Background The increasing workload of radiologists can lead to burnout and errors in radiology reports. Large language models, such as OpenAI's GPT-4, hold promise as error revision tools for radiology. Purpose To test the feasibility of GPT-4 use by determining its error detection, reasoning, and revision performance on head CT reports with varying error types and to validate its clinical utility by comparison with human readers. Materials and Methods A total of 10 300 head CT reports were retrospectively extracted from the Medical Information Mart for Intensive Care III public dataset. In experiment 1, among the 300 unaltered reports and 300 versions with applied errors, GPT-4 optimization was initially conducted with 200 reports. The remaining 400 were used for evaluation of error type detection, reasoning, and revision, as well as the analysis of reports with undetected errors. The performance was also compared with that of human readers. In experiment 2, the detection performance of GPT-4 was validated on 10 000 unaltered reports that were deemed error-free by physicians, and an analysis of false-positive results was conducted. A permutation test was conducted to assess differences in performance. Results GPT-4 demonstrated commendable performance in error detection (sensitivity, 84% for interpretive error and 89% for factual error), reasoning, and revision. Compared with GPT-4, human readers had worse factual error detection sensitivity (0.33-0.69 vs 0.89; = .008 for radiologist 4, < .001 for others) and took longer to review (82-121 seconds vs 16 seconds, < .001). In 10 000 reports, GPT-4 detected 96 errors, with a low positive predictive value of 0.05, yet 14% of the false-positive responses were potentially beneficial. Conclusion GPT-4 effectively detects, reasons, and revises errors in radiology reports. While it shows excellent performance in identifying factual errors, its ability to prioritize clinically significant findings is limited. Recognizing its strengths and limitations, GPT-4 could serve as a feasible tool. © RSNA, 2025 See also the editorial by Choi in this issue.

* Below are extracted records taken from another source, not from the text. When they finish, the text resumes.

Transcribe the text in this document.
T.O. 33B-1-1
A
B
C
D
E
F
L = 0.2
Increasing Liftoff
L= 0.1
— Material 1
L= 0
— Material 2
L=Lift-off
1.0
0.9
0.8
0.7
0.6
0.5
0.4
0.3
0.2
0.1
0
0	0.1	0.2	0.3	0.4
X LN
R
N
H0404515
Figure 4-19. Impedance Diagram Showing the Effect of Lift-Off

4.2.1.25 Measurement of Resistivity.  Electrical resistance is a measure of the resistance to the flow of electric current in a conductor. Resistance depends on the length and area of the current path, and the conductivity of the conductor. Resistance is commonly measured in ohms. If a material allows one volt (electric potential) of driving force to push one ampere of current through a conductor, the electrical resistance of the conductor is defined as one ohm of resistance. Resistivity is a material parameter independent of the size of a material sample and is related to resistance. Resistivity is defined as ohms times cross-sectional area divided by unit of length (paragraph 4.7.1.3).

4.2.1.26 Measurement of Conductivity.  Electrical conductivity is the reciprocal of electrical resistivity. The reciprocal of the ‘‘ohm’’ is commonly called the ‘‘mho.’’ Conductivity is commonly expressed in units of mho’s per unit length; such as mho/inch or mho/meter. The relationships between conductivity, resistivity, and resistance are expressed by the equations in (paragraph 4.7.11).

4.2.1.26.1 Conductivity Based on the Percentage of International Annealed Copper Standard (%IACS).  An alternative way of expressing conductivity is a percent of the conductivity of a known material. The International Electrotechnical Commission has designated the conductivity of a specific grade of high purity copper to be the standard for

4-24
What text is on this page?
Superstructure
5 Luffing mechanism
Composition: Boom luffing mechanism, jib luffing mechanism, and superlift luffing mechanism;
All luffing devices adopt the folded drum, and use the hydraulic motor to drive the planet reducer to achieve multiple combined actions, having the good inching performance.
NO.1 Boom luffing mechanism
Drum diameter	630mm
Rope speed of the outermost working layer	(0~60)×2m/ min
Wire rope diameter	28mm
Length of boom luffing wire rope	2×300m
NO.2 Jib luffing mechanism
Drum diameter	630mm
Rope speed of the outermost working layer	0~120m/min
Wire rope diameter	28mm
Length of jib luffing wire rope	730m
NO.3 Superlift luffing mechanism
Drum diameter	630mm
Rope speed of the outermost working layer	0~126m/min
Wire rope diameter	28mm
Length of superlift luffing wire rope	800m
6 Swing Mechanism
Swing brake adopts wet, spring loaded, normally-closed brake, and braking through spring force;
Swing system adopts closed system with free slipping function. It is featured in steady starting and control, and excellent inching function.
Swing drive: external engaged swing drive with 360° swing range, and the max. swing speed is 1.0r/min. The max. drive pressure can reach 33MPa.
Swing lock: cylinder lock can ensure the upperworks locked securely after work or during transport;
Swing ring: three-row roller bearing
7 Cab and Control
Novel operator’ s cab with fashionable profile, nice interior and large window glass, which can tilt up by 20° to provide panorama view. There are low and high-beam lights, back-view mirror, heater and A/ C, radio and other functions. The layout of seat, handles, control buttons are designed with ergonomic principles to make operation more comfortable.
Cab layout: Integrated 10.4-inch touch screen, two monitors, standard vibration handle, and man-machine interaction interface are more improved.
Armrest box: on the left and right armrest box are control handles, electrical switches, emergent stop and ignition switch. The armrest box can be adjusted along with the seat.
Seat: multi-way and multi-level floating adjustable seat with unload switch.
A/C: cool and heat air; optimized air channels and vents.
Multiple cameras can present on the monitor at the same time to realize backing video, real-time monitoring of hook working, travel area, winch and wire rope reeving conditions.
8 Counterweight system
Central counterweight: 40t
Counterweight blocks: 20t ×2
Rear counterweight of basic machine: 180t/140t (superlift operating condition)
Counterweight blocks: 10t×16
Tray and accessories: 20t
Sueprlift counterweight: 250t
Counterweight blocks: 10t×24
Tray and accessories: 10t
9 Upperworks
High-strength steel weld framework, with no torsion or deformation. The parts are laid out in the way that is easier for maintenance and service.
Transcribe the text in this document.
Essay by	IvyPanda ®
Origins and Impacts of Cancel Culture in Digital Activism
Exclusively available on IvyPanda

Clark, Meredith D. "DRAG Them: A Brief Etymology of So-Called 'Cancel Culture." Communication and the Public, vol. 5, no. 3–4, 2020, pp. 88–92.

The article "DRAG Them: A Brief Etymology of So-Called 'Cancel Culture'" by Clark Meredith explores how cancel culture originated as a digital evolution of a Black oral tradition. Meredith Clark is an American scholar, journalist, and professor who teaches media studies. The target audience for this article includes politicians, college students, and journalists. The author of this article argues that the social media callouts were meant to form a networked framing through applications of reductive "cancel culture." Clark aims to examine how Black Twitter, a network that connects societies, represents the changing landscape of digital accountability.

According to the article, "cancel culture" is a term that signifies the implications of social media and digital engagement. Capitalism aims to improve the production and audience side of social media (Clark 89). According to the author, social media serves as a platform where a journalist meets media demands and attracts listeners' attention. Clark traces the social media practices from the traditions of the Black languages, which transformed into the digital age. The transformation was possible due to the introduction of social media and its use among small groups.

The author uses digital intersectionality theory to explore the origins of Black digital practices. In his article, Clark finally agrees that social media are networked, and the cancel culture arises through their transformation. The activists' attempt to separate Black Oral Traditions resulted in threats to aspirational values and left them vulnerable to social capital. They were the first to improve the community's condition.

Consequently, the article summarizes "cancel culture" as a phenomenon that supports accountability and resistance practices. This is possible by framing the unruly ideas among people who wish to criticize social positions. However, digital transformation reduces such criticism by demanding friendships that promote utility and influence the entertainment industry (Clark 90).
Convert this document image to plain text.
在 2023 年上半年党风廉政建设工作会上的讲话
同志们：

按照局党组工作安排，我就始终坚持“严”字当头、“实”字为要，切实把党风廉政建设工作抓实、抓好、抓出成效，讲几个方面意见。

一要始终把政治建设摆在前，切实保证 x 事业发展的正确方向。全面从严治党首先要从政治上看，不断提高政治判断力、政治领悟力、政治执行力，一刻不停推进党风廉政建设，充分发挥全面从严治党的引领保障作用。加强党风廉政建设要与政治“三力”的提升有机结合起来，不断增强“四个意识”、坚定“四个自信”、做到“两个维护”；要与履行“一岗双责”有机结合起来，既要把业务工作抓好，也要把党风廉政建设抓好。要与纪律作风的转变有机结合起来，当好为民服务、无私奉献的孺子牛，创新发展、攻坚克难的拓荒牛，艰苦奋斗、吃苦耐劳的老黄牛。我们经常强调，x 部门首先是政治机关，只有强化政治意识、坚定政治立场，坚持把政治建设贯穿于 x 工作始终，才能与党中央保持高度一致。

背景 放射科医生工作量的增加可能导致职业倦怠和放射学报告中的错误。大型语言模型,如OpenAI的GPT-4,有望成为放射学报告的错误修订工具。目的 通过确定GPT-4在不同错误类型的头部CT报告上的错误检测、推理和修订性能来测试其使用的可行性,并通过与人类读者比较来验证其临床实用性。材料与方法 从重症监护医学信息库III公共数据集中回顾性提取了总共10300份头部CT报告。在实验1中,在300份未改动的报告和300份有故意错误的报告中,最初用200份报告对GPT-4进行优化。其余400份用于评估错误类型检测、推理和修订,以及对未检测到错误的报告进行分析。其性能也与人类读者的性能进行了比较。在实验2中,在10000份被医生判定为无错误的未改动报告上验证了GPT-4的检测性能,并对假阳性结果进行了分析。进行了排列检验以评估性能差异。结果 GPT-4在错误检测(解释性错误的灵敏度为84%,事实性错误的灵敏度为89%)、推理和修订方面表现出值得称赞的性能。与GPT-4相比,人类读者的事实性错误检测灵敏度较差(放射科医生4为0.33 - 0.69对0.89;P = 0.008,其他人为P < 0.001),且审查时间更长(82 - 121秒对16秒,P < 0.001)。在10000份报告中,GPT-4检测到96个错误,阳性预测值较低,为0.05,但14%的假阳性反应可能有益。结论 GPT-4能有效检测、推理和修订放射学报告中的错误。虽然它在识别事实性错误方面表现出色,但其对临床重要发现进行优先级排序的能力有限。认识到其优势和局限性,GPT-4可作为一种可行的工具。© RSNA, 2025 另见本期Choi的社论。